Playing in the Dark: Whiteness and the Literary Imagination
- First edition cover
- Author: Toni Morrison
- Audio read by: Bahni Turpin
- Language: English
- Series: William E. Massey Sr. Lectures in the History of American Civilization
- Subject: Race, American literature, whiteness
- Genre: Literary criticism
- Publisher: Harvard University Press
- Publication date: May 1992
- Publication place: United States
- Pages: 91
- ISBN: 978-0-674-67377-9
- OCLC: 27173949
- LC Class: PS173.N4M67
- Website: Official website

= Playing in the Dark =

1992 work of literary criticism by Toni Morrison

Playing in the Dark: Whiteness and the Literary Imagination is a 1992 work of literary criticism by Toni Morrison. In it, she develops a reading of major white American authors and traces the way their perceptions of blackness gave defining shape to their works, and thus to the American literary canon.

==History==
In 1990, Morrison delivered a series of three lectures at the William E. Massey Sr. Lectures in American Studies at Harvard University; she then adapted the texts into a 91-page book, Playing in the Dark, published in 1992 by Harvard University Press. The book's three chapters are "Black Matters", "Romancing the Shadow", and "Disturbing Nurses and the Kindness of Sharks".

==Subject matter==
The book consists of three essays, with their names stylised in lowercase letters:

1. black matters
2. romancing the shadow
3. disturbing nurses and the kindness of sharks

In Playing in the Dark, Morrison develops literary criticism of major white authors like Willa Cather, Edgar Allan Poe, Nathaniel Hawthorne and Ernest Hemingway, tracing the way their work dealt with and was shaped by their handling of the subject of blackness. She finds blackness playing a significant role in structuring these authors' works, and thus the American canon. Writing in the journal Signs, Linda Krumholz described Morrison's project as "reread[ing] the American literary canon through an analysis of whiteness to propose the ways that black people were used to establish American identity."
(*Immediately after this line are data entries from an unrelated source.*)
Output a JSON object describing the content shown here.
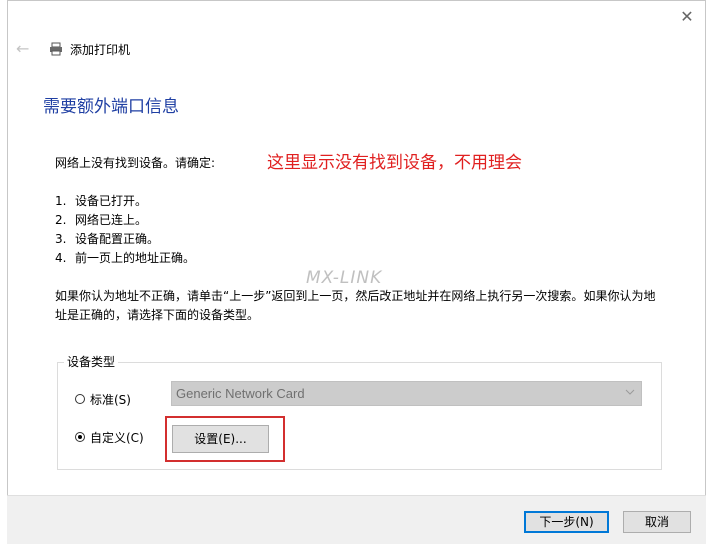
{
  "window": {
    "title": "添加打印机",
    "close_glyph": "✕",
    "back_glyph": "←"
  },
  "heading": "需要额外端口信息",
  "intro": "网络上没有找到设备。请确定:",
  "annotation": "这里显示没有找到设备，不用理会",
  "checklist": [
    {
      "num": "1.",
      "text": "设备已打开。"
    },
    {
      "num": "2.",
      "text": "网络已连上。"
    },
    {
      "num": "3.",
      "text": "设备配置正确。"
    },
    {
      "num": "4.",
      "text": "前一页上的地址正确。"
    }
  ],
  "watermark": "MX-LINK",
  "paragraph": "如果你认为地址不正确，请单击“上一步”返回到上一页，然后改正地址并在网络上执行另一次搜索。如果你认为地址是正确的，请选择下面的设备类型。",
  "device_type": {
    "legend": "设备类型",
    "standard_label": "标准(S)",
    "standard_value": "Generic Network Card",
    "custom_label": "自定义(C)",
    "setup_button": "设置(E)...",
    "selected": "custom"
  },
  "footer": {
    "next_label": "下一步(N)",
    "cancel_label": "取消"
  },
  "colors": {
    "heading": "#1f3fa3",
    "annotation": "#e02020",
    "highlight_box": "#d32f2f",
    "default_button_border": "#0078d7"
  },
  "icons": [
    "back-arrow-icon",
    "printer-icon",
    "close-icon",
    "chevron-down-icon"
  ]
}
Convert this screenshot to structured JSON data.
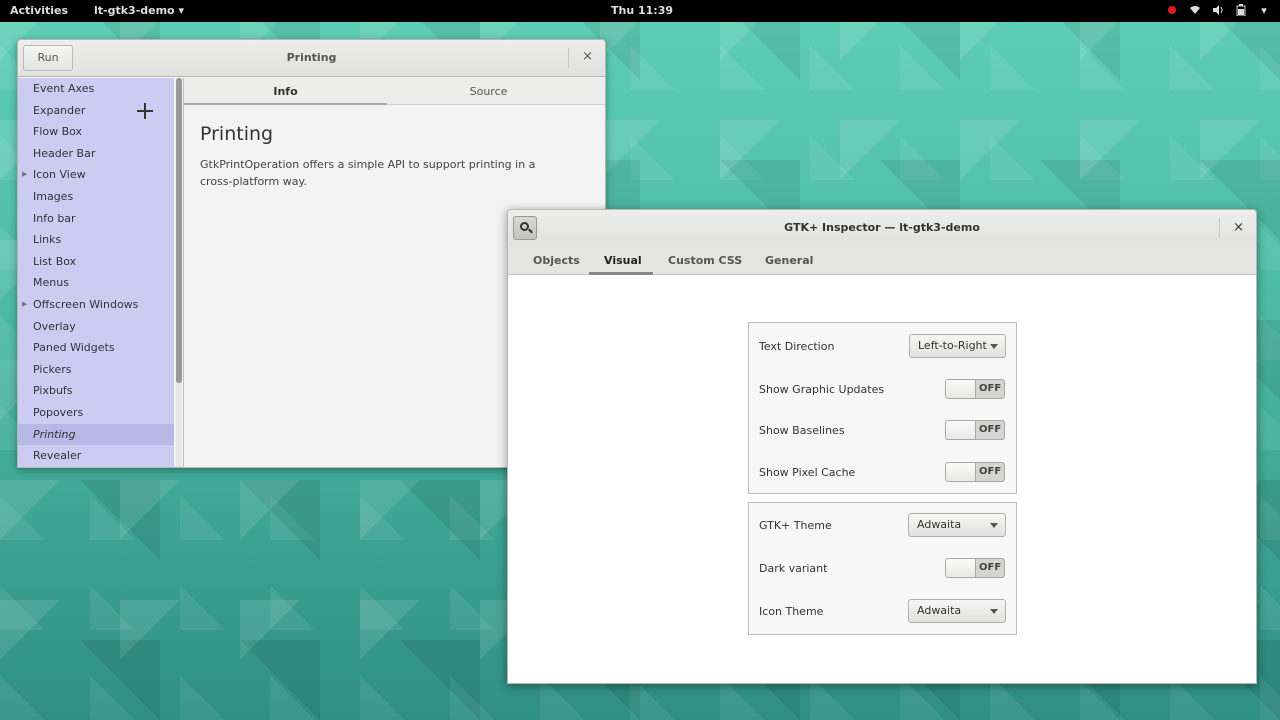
{
  "topbar": {
    "activities": "Activities",
    "app_menu": "lt-gtk3-demo ▾",
    "clock": "Thu 11:39",
    "tray_icons": [
      "record-indicator-icon",
      "wifi-icon",
      "volume-icon",
      "battery-icon",
      "power-icon"
    ]
  },
  "demo_window": {
    "run_label": "Run",
    "title": "Printing",
    "close": "×",
    "sidebar_items": [
      {
        "label": "Event Axes",
        "expandable": false
      },
      {
        "label": "Expander",
        "expandable": false
      },
      {
        "label": "Flow Box",
        "expandable": false
      },
      {
        "label": "Header Bar",
        "expandable": false
      },
      {
        "label": "Icon View",
        "expandable": true
      },
      {
        "label": "Images",
        "expandable": false
      },
      {
        "label": "Info bar",
        "expandable": false
      },
      {
        "label": "Links",
        "expandable": false
      },
      {
        "label": "List Box",
        "expandable": false
      },
      {
        "label": "Menus",
        "expandable": false
      },
      {
        "label": "Offscreen Windows",
        "expandable": true
      },
      {
        "label": "Overlay",
        "expandable": false
      },
      {
        "label": "Paned Widgets",
        "expandable": false
      },
      {
        "label": "Pickers",
        "expandable": false
      },
      {
        "label": "Pixbufs",
        "expandable": false
      },
      {
        "label": "Popovers",
        "expandable": false
      },
      {
        "label": "Printing",
        "expandable": false,
        "selected": true
      },
      {
        "label": "Revealer",
        "expandable": false
      }
    ],
    "tabs": {
      "info": "Info",
      "source": "Source"
    },
    "content_title": "Printing",
    "content_text": "GtkPrintOperation offers a simple API to support printing in a cross-platform way."
  },
  "inspector": {
    "title": "GTK+ Inspector — lt-gtk3-demo",
    "close": "×",
    "tabs": [
      "Objects",
      "Visual",
      "Custom CSS",
      "General"
    ],
    "active_tab": "Visual",
    "text_direction": {
      "label": "Text Direction",
      "value": "Left-to-Right"
    },
    "graphic_updates": {
      "label": "Show Graphic Updates",
      "state": "OFF"
    },
    "baselines": {
      "label": "Show Baselines",
      "state": "OFF"
    },
    "pixel_cache": {
      "label": "Show Pixel Cache",
      "state": "OFF"
    },
    "gtk_theme": {
      "label": "GTK+ Theme",
      "value": "Adwaita"
    },
    "dark_variant": {
      "label": "Dark variant",
      "state": "OFF"
    },
    "icon_theme": {
      "label": "Icon Theme",
      "value": "Adwaita"
    }
  }
}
Reviewing Playing in the Dark in The New York Times in 1992, Wendy Steiner said: "The moral and emotional force of [Morrison's] explorations is apparent. If the American identity is formed against this black shadow, it is a sign of abject weakness and a cause for shame....The genius of Ms. Morrison's approach is to enlist those very describers and imaginers—white men of letters—in an investigation that can end only in their self-indictment." But, Steiner added, "it is also not a mere denunciation of white culture. Instead, it is a self-help project meant both to map out new critical territory and to rearrange the territory within."

Michael Eric Dyson observed in his 1993 book Reflecting Black: African-American Cultural Criticism that in addition to this exploration of the "white literary imagination...Playing in the Dark is also about a black intellectual seizing the interpretive space within a racially ordered hierarchy of cultural criticism. Blacks are usually represented through the lens of white perception rather than the other way around...With [Playing in the Dark], a substantial change is portended."

==Reception==
In 2016, Time magazine noted that Playing in the Dark was among Morrison's most-assigned texts on U.S. college campuses, together with several of her novels and her 1993 Nobel Prize lecture, making her one of the most-assigned of all female writers.